Lightning splits the sky, making contact with the lightning rod on the Capital building. Only, instead of disappearing, the bolt remains, freeze-framed between cloud and building.

Another bolt, and another freeze-frame. Over the course of the next ten minutes, dozens of lightning bolts shoot out of the sky, making contact with various points on the ground. And not a one of them disappears after.

A day goes by, the sky clears, the sun comes out, and still the lightning bolts persist. There is no active electricity in them. That much seems to have dissipated immediately. But the light from the bolts sears the sky like indelible ink. The sky looks like a photograph of a storm, only it isn’t.

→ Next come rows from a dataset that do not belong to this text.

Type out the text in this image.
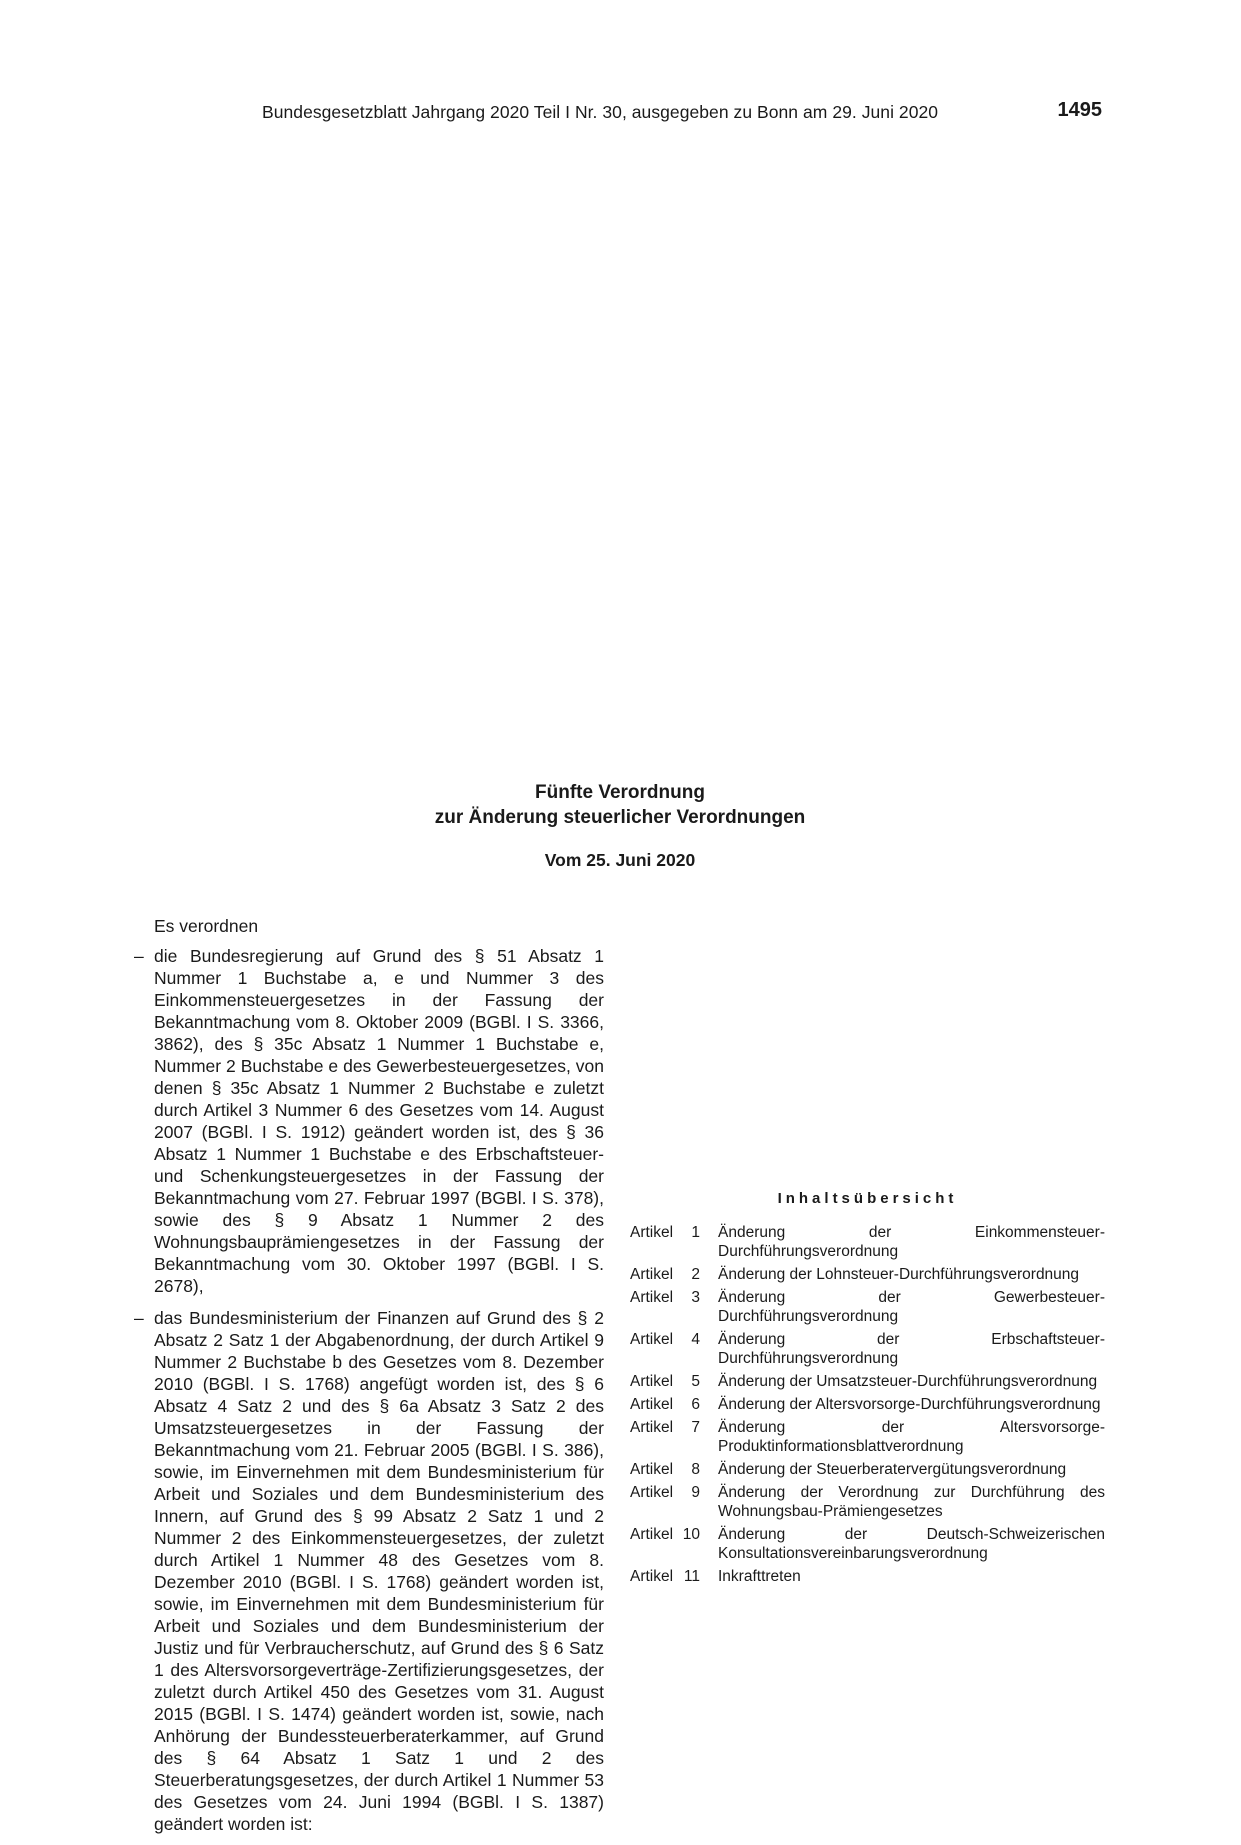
Bundesgesetzblatt Jahrgang 2020 Teil I Nr. 30, ausgegeben zu Bonn am 29. Juni 2020	1495
Fünfte Verordnung
zur Änderung steuerlicher Verordnungen
Vom 25. Juni 2020
Es verordnen
– die Bundesregierung auf Grund des § 51 Absatz 1 Nummer 1 Buchstabe a, e und Nummer 3 des Einkommensteuergesetzes in der Fassung der Bekanntmachung vom 8. Oktober 2009 (BGBl. I S. 3366, 3862), des § 35c Absatz 1 Nummer 1 Buchstabe e, Nummer 2 Buchstabe e des Gewerbesteuergesetzes, von denen § 35c Absatz 1 Nummer 2 Buchstabe e zuletzt durch Artikel 3 Nummer 6 des Gesetzes vom 14. August 2007 (BGBl. I S. 1912) geändert worden ist, des § 36 Absatz 1 Nummer 1 Buchstabe e des Erbschaftsteuer- und Schenkungsteuergesetzes in der Fassung der Bekanntmachung vom 27. Februar 1997 (BGBl. I S. 378), sowie des § 9 Absatz 1 Nummer 2 des Wohnungsbauprämiengesetzes in der Fassung der Bekanntmachung vom 30. Oktober 1997 (BGBl. I S. 2678),
– das Bundesministerium der Finanzen auf Grund des § 2 Absatz 2 Satz 1 der Abgabenordnung, der durch Artikel 9 Nummer 2 Buchstabe b des Gesetzes vom 8. Dezember 2010 (BGBl. I S. 1768) angefügt worden ist, des § 6 Absatz 4 Satz 2 und des § 6a Absatz 3 Satz 2 des Umsatzsteuergesetzes in der Fassung der Bekanntmachung vom 21. Februar 2005 (BGBl. I S. 386), sowie, im Einvernehmen mit dem Bundesministerium für Arbeit und Soziales und dem Bundesministerium des Innern, auf Grund des § 99 Absatz 2 Satz 1 und 2 Nummer 2 des Einkommensteuergesetzes, der zuletzt durch Artikel 1 Nummer 48 des Gesetzes vom 8. Dezember 2010 (BGBl. I S. 1768) geändert worden ist, sowie, im Einvernehmen mit dem Bundesministerium für Arbeit und Soziales und dem Bundesministerium der Justiz und für Verbraucherschutz, auf Grund des § 6 Satz 1 des Altersvorsorgeverträge-Zertifizierungsgesetzes, der zuletzt durch Artikel 450 des Gesetzes vom 31. August 2015 (BGBl. I S. 1474) geändert worden ist, sowie, nach Anhörung der Bundessteuerberaterkammer, auf Grund des § 64 Absatz 1 Satz 1 und 2 des Steuerberatungsgesetzes, der durch Artikel 1 Nummer 53 des Gesetzes vom 24. Juni 1994 (BGBl. I S. 1387) geändert worden ist:
Inhaltsübersicht
Artikel	1	Änderung der Einkommensteuer-Durchführungsverordnung
Artikel	2	Änderung der Lohnsteuer-Durchführungsverordnung
Artikel	3	Änderung der Gewerbesteuer-Durchführungsverordnung
Artikel	4	Änderung der Erbschaftsteuer-Durchführungsverordnung
Artikel	5	Änderung der Umsatzsteuer-Durchführungsverordnung
Artikel	6	Änderung der Altersvorsorge-Durchführungsverordnung
Artikel	7	Änderung der Altersvorsorge-Produktinformationsblattverordnung
Artikel	8	Änderung der Steuerberatervergütungsverordnung
Artikel	9	Änderung der Verordnung zur Durchführung des Wohnungsbau-Prämiengesetzes
Artikel 10	Änderung der Deutsch-Schweizerischen Konsultationsvereinbarungsverordnung
Artikel 11	Inkrafttreten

Scientists are trying to describe the phenomenon, trying to explain it. The closest they can get is that the lightning somehow burned the sky, imprinting on the atmosphere, scorching the air itself. How, they can’t explain. There’s never been another case like this. There’s simply no precedent for this.

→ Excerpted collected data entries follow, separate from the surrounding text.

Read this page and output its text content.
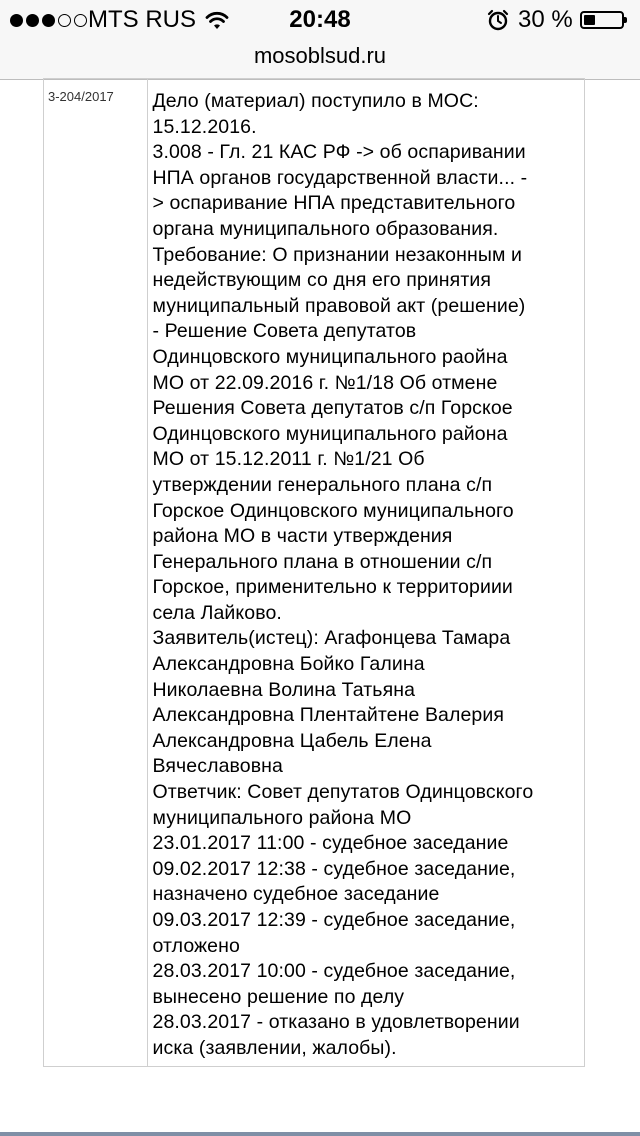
MTS RUS	20:48	30 %
mosoblsud.ru
3-204/2017	Дело (материал) поступило в МОС:
15.12.2016.
3.008 - Гл. 21 КАС РФ -> об оспаривании
НПА органов государственной власти... -
> оспаривание НПА представительного
органа муниципального образования.
Требование: О признании незаконным и
недействующим со дня его принятия
муниципальный правовой акт (решение)
- Решение Совета депутатов
Одинцовского муниципального раойна
МО от 22.09.2016 г. №1/18 Об отмене
Решения Совета депутатов с/п Горское
Одинцовского муниципального района
МО от 15.12.2011 г. №1/21 Об
утверждении генерального плана с/п
Горское Одинцовского муниципального
района МО в части утверждения
Генерального плана в отношении с/п
Горское, применительно к территориии
села Лайково.
Заявитель(истец): Агафонцева Тамара
Александровна Бойко Галина
Николаевна Волина Татьяна
Александровна Плентайтене Валерия
Александровна Цабель Елена
Вячеславовна
Ответчик: Совет депутатов Одинцовского
муниципального района МО
23.01.2017 11:00 - судебное заседание
09.02.2017 12:38 - судебное заседание,
назначено судебное заседание
09.03.2017 12:39 - судебное заседание,
отложено
28.03.2017 10:00 - судебное заседание,
вынесено решение по делу
28.03.2017 - отказано в удовлетворении
иска (заявлении, жалобы).
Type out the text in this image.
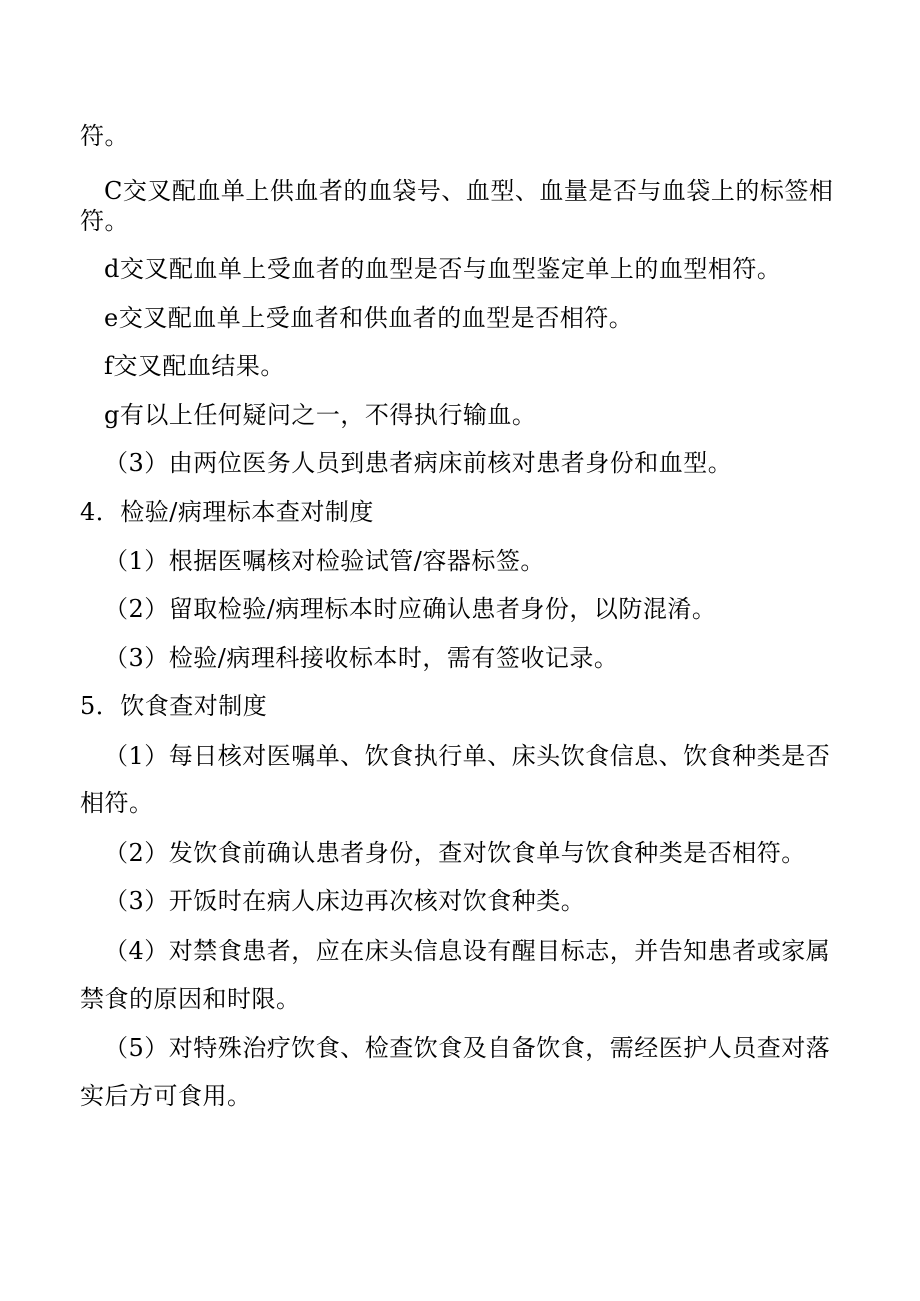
符。
C交叉配血单上供血者的血袋号、血型、血量是否与血袋上的标签相
符。
d交叉配血单上受血者的血型是否与血型鉴定单上的血型相符。
e交叉配血单上受血者和供血者的血型是否相符。
f交叉配血结果。
g有以上任何疑问之一，不得执行输血。
（3）由两位医务人员到患者病床前核对患者身份和血型。
4．检验/病理标本查对制度
（1）根据医嘱核对检验试管/容器标签。
（2）留取检验/病理标本时应确认患者身份，以防混淆。
（3）检验/病理科接收标本时，需有签收记录。
5．饮食查对制度
（1）每日核对医嘱单、饮食执行单、床头饮食信息、饮食种类是否
相符。
（2）发饮食前确认患者身份，查对饮食单与饮食种类是否相符。
（3）开饭时在病人床边再次核对饮食种类。
（4）对禁食患者，应在床头信息设有醒目标志，并告知患者或家属
禁食的原因和时限。
（5）对特殊治疗饮食、检查饮食及自备饮食，需经医护人员查对落
实后方可食用。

It is pretty to look at, if a bit unnerving. Lightning isn’t supposed to persist like that. We have no way of knowing if it will happen again, or what it will mean if it does. We’re just going to have to wait for another storm to see what happens. The scientists agree. They need more data points, as they’ve received precious little data from this one incident. We can only hope it’s not a sign of worse things to come.